As análises e o pensamento de Lélia Gonzalez iam assumindo um caráter continental, na medida em que abarcavam o debate das desigualdades raciais, étnicas e culturais dos países latino-americanos e caribenhos. Daí a sua compreensão de não poder mais falar apenas de si mesma enquanto mulher negra, mas como parte de um bloco histórico que incluía as ameríndias e amefricanas do continente, é que ela foi capaz de concluir ser necessário pensar e propor um feminismo afro-latinoamericano.

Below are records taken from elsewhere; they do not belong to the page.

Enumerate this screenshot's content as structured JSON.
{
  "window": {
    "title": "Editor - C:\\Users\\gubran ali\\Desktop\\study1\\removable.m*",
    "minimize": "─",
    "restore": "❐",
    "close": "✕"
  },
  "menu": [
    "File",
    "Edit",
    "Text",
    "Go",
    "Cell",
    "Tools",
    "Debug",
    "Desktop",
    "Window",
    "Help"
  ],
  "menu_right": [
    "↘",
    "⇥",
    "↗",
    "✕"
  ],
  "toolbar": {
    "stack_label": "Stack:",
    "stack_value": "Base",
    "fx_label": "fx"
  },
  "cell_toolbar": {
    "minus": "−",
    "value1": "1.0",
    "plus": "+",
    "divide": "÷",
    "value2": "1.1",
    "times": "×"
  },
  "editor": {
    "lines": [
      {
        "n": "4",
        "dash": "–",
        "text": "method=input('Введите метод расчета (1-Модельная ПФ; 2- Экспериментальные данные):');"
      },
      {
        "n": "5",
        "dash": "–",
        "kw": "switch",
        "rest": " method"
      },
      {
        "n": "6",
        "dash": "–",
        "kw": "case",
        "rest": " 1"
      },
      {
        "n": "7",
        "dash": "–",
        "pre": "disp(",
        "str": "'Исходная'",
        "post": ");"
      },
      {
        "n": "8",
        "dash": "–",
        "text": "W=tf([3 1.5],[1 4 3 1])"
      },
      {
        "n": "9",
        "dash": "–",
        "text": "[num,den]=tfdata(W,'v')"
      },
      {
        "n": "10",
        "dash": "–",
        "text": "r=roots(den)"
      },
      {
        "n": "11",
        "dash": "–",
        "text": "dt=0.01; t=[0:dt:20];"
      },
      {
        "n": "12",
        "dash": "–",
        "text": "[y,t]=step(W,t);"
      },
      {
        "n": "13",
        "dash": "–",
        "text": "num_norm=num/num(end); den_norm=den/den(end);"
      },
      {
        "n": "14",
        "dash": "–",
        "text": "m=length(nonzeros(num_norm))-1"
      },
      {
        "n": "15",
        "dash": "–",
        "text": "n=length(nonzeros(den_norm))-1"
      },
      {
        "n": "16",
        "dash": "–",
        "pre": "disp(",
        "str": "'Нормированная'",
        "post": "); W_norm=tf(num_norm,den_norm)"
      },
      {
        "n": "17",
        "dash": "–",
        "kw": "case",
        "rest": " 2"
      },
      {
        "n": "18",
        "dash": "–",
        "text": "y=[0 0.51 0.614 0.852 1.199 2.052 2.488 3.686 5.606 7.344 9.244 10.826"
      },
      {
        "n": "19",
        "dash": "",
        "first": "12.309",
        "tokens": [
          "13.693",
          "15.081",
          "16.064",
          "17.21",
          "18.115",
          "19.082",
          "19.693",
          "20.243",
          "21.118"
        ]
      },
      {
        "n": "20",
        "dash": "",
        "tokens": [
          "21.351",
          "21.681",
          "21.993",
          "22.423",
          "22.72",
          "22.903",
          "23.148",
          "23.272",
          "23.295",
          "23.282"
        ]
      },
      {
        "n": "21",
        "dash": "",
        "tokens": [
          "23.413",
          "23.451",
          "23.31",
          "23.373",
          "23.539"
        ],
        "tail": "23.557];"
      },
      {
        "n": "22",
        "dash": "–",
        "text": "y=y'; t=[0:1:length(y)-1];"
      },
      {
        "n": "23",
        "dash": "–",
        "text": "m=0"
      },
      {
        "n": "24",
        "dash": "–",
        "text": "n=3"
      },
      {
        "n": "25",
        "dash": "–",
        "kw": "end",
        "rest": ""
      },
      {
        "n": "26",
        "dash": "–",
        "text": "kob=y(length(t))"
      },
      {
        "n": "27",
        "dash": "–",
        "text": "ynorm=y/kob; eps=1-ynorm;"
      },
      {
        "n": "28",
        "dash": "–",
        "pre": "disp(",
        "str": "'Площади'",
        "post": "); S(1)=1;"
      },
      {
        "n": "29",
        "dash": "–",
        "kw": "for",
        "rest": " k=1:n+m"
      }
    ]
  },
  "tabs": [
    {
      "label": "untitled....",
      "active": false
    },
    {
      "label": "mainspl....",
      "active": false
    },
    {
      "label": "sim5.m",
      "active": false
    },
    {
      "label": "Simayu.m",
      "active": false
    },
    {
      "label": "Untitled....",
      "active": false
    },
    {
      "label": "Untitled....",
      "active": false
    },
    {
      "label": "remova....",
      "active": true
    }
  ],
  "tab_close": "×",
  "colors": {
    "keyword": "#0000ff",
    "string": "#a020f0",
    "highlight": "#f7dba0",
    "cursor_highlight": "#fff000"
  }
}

[…] O feminismo latino-americano perde muito da sua força ao abstrair um dado da realidade que é de grande importância: o caráter multirracial e pluricultural das sociedades dessa região. Tratar, por exemplo, da divisão sexual do trabalho sem articulá-la com seu correspondente em nível racial é recair numa espécie de racionalismo universal abstrato, típico de um discurso masculinizado e branco. Falar da opressão da mulher latino-americana é falar de uma generalidade que oculta, enfatiza, que tira de cena a dura realidade vivida por milhões de mulheres que pagam um preço muito caro pelo fato de não serem brancas” (GONZALEZ, 2020, p. 130).